If loadable exports a function, it is called with the context as its argument and its return value is used as a sub-API. Otherwise, the exported object is a sub-API. Next, if the sub-API contains a specific attach hook function, it is called with the context. The optional attach hook can be synchronous or asynchronous function with meaningless return value.


Leaving few restrictions aside, a loadable can do anything it needs to.


On reloading a loadable, the old instance may need to be detached first. This being a case, its sub-API must have a specific detach hook function. This optional function is called w/o arguments, and it must be synchronous. Typically, this function removes event listeners or object references from the outside world, so the instance can be garbage-collected. Do not trash any resources needed for servicing a possibly pending asynchronous request, however!

After all the requests targeting this instance, are gone from Node.js event queue, the garbage collector should kick in automatically.

What greenium does

After loading a source code module, Verdant instance exposes the module API via its api instance property, which is actually a proxy. This way, the rest of application code will not see actual data references - so when the module needs to be reloaded, its old instance can be garbage collected.

The loadable code may run asynchronous operations, though - but this will not spoil the party here. The old instance will be kept in memory, until all its asynchronous ops are finished. After this, it will be likely garbage collected. Even if this fails (for some sort of memory leak bug), the old instance will still be un-accessible from the moment the new one gets loaded.

Beyond the API proxying and require.cache manipulations, there is not much left for a Verdant instance to take care of.


The loadable modules code must be stateless - everything, except database connections, event handlers and similar (being set up by attach hook and released by detach hook), must live in database records, Node.js event loop or HTTP request/response instances. This is how the most of the server code should be written anyway.

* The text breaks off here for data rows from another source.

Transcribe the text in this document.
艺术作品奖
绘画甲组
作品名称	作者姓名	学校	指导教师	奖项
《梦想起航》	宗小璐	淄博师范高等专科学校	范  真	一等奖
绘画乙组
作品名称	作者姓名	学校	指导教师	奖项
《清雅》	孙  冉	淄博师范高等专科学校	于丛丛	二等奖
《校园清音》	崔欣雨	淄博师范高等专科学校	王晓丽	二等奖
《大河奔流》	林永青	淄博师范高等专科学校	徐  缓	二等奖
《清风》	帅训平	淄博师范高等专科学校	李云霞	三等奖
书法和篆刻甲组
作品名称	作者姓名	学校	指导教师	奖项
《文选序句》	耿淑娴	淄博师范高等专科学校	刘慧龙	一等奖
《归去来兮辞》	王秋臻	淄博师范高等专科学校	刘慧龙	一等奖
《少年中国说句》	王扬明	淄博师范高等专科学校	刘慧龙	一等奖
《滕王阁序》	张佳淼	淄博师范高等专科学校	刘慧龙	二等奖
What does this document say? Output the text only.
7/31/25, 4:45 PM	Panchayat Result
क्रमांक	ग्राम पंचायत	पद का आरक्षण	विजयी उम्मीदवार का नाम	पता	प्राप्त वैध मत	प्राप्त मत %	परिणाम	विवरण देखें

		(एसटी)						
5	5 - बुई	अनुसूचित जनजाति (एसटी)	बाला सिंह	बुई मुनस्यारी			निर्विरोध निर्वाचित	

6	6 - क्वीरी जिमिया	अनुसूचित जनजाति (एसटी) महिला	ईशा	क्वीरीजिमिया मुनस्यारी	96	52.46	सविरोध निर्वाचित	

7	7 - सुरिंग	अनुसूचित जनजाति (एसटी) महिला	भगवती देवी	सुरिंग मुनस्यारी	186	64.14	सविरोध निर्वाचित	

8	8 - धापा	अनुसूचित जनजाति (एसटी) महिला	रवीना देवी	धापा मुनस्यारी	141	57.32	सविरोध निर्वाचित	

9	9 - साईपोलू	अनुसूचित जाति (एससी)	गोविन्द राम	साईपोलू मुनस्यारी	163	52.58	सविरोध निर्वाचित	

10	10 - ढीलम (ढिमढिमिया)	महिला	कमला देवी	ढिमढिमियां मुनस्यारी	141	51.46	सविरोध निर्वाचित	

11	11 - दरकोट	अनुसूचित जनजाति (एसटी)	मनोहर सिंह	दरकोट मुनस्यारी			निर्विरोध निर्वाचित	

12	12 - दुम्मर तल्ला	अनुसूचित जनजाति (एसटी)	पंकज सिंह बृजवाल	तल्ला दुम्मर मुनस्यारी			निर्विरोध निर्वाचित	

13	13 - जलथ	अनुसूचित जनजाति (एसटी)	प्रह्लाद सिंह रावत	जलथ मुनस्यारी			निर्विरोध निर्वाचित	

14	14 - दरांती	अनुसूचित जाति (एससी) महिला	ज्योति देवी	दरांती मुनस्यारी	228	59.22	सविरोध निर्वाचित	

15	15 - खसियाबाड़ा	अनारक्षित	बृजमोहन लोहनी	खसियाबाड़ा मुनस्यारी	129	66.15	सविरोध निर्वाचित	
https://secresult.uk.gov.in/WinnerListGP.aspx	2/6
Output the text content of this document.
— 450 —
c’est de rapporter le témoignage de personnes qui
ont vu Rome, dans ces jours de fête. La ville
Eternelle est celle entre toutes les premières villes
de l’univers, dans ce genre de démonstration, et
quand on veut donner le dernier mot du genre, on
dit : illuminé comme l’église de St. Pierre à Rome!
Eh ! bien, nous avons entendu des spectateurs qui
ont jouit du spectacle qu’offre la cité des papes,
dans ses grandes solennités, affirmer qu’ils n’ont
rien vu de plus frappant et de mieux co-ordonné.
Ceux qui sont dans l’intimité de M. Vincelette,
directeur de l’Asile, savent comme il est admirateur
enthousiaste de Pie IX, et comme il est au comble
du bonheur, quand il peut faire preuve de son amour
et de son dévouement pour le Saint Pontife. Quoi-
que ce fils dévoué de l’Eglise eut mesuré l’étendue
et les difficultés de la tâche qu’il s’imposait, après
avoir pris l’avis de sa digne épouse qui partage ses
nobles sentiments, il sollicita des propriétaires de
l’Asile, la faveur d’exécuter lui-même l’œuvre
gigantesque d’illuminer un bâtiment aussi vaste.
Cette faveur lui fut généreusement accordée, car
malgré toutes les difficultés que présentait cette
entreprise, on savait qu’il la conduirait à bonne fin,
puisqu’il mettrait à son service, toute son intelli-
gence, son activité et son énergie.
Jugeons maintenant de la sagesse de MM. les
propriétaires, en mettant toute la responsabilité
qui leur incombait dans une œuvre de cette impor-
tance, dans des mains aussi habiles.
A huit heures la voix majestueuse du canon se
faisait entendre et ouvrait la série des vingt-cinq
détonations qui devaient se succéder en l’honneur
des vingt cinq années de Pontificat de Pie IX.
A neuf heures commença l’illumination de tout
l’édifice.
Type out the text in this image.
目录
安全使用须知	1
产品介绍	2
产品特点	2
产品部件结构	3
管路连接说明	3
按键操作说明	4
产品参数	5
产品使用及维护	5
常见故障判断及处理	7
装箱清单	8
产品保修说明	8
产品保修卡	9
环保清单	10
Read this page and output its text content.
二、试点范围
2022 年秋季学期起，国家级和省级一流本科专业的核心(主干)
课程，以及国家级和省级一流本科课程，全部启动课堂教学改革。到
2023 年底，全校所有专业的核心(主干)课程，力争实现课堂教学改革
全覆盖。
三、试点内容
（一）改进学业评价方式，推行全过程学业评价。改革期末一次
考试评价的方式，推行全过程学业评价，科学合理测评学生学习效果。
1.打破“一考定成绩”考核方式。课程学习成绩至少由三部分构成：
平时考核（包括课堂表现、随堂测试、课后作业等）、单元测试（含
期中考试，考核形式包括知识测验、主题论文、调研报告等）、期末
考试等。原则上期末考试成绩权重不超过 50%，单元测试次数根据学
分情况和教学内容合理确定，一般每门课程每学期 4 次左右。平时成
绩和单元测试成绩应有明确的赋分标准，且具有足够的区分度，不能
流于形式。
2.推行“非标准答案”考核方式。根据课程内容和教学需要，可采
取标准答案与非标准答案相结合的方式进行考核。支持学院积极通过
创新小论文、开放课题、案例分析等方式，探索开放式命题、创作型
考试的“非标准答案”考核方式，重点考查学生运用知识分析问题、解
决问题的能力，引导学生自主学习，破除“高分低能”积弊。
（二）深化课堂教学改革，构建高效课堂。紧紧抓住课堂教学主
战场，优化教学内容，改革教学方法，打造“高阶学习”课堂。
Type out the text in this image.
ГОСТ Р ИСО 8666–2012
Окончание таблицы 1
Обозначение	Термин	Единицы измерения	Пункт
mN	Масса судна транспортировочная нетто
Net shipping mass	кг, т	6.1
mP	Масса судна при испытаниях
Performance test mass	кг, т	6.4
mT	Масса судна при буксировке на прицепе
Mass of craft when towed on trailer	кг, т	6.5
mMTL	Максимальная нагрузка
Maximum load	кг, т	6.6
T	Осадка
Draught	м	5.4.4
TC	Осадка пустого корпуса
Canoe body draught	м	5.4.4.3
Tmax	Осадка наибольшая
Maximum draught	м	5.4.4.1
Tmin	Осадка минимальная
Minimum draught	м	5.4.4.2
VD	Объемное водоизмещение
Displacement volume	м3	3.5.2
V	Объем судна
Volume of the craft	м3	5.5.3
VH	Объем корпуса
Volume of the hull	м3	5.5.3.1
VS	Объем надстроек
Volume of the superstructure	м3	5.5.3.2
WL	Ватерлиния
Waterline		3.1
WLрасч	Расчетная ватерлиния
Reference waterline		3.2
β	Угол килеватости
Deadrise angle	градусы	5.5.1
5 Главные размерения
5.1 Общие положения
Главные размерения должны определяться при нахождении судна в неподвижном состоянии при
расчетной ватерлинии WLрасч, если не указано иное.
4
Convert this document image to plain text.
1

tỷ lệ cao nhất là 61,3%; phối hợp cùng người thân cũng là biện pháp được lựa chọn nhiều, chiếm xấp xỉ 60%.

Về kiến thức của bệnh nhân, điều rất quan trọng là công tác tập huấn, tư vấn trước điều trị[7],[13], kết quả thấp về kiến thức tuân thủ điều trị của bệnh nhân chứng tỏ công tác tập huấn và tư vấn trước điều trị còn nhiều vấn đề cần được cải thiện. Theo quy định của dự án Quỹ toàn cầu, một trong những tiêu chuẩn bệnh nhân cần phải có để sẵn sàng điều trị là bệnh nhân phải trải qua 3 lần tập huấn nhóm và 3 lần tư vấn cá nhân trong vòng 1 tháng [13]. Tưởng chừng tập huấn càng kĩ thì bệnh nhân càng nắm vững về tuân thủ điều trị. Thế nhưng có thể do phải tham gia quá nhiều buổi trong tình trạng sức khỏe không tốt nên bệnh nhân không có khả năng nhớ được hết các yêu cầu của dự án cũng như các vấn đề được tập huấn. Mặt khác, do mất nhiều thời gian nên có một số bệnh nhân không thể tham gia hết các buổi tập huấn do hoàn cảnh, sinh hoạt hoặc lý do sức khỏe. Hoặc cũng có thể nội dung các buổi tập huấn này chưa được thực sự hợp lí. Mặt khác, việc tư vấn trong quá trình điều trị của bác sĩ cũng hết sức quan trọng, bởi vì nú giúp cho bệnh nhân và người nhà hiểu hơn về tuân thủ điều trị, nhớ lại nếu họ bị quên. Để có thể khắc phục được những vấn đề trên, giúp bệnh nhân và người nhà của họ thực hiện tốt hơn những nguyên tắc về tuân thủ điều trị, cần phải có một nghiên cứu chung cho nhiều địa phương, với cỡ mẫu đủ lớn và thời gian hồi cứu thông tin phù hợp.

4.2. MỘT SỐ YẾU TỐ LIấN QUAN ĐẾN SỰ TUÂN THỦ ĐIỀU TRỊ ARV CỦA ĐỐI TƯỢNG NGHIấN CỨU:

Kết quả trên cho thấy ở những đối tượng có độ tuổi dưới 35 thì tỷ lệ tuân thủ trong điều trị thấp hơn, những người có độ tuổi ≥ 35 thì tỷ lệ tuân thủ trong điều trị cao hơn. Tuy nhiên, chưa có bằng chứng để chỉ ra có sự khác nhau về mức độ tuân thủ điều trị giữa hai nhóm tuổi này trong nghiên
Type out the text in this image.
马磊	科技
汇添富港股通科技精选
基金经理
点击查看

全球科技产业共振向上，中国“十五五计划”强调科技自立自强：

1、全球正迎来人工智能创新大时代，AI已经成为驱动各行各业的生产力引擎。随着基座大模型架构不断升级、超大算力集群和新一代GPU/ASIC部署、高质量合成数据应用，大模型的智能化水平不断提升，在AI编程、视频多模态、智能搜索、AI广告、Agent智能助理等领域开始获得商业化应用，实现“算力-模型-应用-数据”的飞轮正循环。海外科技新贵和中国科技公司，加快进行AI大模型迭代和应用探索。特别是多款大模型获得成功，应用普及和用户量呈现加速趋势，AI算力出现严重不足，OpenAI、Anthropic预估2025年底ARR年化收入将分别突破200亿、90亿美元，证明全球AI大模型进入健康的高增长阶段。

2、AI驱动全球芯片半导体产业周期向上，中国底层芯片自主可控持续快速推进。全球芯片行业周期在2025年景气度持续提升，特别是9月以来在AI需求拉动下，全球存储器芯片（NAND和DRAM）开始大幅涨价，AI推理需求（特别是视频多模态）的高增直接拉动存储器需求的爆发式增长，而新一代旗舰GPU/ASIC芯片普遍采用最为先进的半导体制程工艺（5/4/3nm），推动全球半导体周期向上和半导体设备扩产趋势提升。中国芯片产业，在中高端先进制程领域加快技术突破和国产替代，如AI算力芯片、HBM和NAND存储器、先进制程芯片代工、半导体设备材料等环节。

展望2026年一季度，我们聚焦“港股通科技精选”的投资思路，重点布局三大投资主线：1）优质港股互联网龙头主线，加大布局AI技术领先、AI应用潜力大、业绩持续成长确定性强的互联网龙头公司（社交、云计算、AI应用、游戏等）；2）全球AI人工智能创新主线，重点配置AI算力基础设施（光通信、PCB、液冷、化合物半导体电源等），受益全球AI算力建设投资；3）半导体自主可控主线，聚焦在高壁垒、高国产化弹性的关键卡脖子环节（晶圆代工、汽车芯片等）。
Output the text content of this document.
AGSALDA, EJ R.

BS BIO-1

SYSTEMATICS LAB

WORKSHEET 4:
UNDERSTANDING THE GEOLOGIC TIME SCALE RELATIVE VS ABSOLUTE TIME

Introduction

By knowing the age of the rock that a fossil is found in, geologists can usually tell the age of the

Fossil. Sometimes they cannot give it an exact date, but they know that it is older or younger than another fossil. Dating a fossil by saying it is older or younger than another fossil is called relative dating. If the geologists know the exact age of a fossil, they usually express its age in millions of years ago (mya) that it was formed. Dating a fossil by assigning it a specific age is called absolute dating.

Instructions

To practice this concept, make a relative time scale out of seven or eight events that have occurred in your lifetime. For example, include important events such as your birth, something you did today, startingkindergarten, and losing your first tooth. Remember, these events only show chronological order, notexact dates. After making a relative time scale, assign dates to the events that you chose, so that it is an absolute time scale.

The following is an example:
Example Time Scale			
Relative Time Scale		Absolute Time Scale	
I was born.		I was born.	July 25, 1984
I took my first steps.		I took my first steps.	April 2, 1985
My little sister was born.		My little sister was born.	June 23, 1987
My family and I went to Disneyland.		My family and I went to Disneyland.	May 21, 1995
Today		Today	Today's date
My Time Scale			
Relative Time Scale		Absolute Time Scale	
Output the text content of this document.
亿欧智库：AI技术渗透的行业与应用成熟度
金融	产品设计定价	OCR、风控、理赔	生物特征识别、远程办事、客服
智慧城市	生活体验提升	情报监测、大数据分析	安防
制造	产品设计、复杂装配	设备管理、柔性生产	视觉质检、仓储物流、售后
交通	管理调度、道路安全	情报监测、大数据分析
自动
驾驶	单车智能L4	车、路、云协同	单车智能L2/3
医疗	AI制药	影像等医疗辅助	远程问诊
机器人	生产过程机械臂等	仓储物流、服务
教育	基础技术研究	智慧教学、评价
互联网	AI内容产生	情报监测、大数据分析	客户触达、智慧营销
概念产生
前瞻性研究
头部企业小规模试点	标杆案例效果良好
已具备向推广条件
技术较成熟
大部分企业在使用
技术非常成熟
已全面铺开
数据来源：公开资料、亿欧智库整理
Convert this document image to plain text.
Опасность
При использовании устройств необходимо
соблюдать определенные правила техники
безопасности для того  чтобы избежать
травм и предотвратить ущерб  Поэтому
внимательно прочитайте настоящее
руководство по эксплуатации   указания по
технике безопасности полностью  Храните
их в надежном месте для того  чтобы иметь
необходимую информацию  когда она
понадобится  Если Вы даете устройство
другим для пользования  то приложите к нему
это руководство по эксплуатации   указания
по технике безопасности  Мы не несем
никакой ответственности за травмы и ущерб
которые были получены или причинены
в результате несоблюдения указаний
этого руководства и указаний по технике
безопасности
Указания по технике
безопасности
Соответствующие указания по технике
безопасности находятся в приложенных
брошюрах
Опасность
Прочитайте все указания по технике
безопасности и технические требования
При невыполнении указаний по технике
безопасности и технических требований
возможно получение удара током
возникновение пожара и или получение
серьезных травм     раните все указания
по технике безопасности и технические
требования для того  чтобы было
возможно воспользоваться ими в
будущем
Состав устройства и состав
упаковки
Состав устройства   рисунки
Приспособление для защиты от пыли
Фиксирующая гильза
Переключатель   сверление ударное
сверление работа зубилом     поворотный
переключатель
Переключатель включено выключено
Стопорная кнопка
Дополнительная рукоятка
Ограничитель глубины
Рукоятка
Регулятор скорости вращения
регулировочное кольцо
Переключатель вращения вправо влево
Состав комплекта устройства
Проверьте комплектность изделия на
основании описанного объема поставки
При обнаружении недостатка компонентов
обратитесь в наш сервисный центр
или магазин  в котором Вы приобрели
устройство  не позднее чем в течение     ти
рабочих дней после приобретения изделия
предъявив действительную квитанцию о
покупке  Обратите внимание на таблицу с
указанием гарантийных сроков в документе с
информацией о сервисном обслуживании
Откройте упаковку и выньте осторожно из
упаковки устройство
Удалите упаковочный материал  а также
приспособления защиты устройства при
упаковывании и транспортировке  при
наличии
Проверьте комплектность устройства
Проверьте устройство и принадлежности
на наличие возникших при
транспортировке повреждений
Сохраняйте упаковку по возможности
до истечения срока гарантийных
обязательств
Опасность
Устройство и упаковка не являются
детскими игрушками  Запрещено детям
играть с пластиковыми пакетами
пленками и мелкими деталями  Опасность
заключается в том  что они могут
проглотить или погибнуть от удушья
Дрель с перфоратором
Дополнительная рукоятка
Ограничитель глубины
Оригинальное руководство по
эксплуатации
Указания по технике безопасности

The loadable main module should not expose a class (constructor) via its default export. The default export may be a synchronous wrapper function only.

All parts of loadable modules exported API will be read-only and mutating any part of it would likely result in an exception thrown. For altering any options, use the wrapper- or attach hook function instead.

Names in loadable API-s should not overlap - if any part of API collides with an item from some other module, an exception will be thrown.


This package requires Node.js v10.15.1 or higher.

The package may fail, if Node.js require subsystem is modified in any way. For this particular reason, good 'ol mocha, not the magnificent jest, was used for testing here.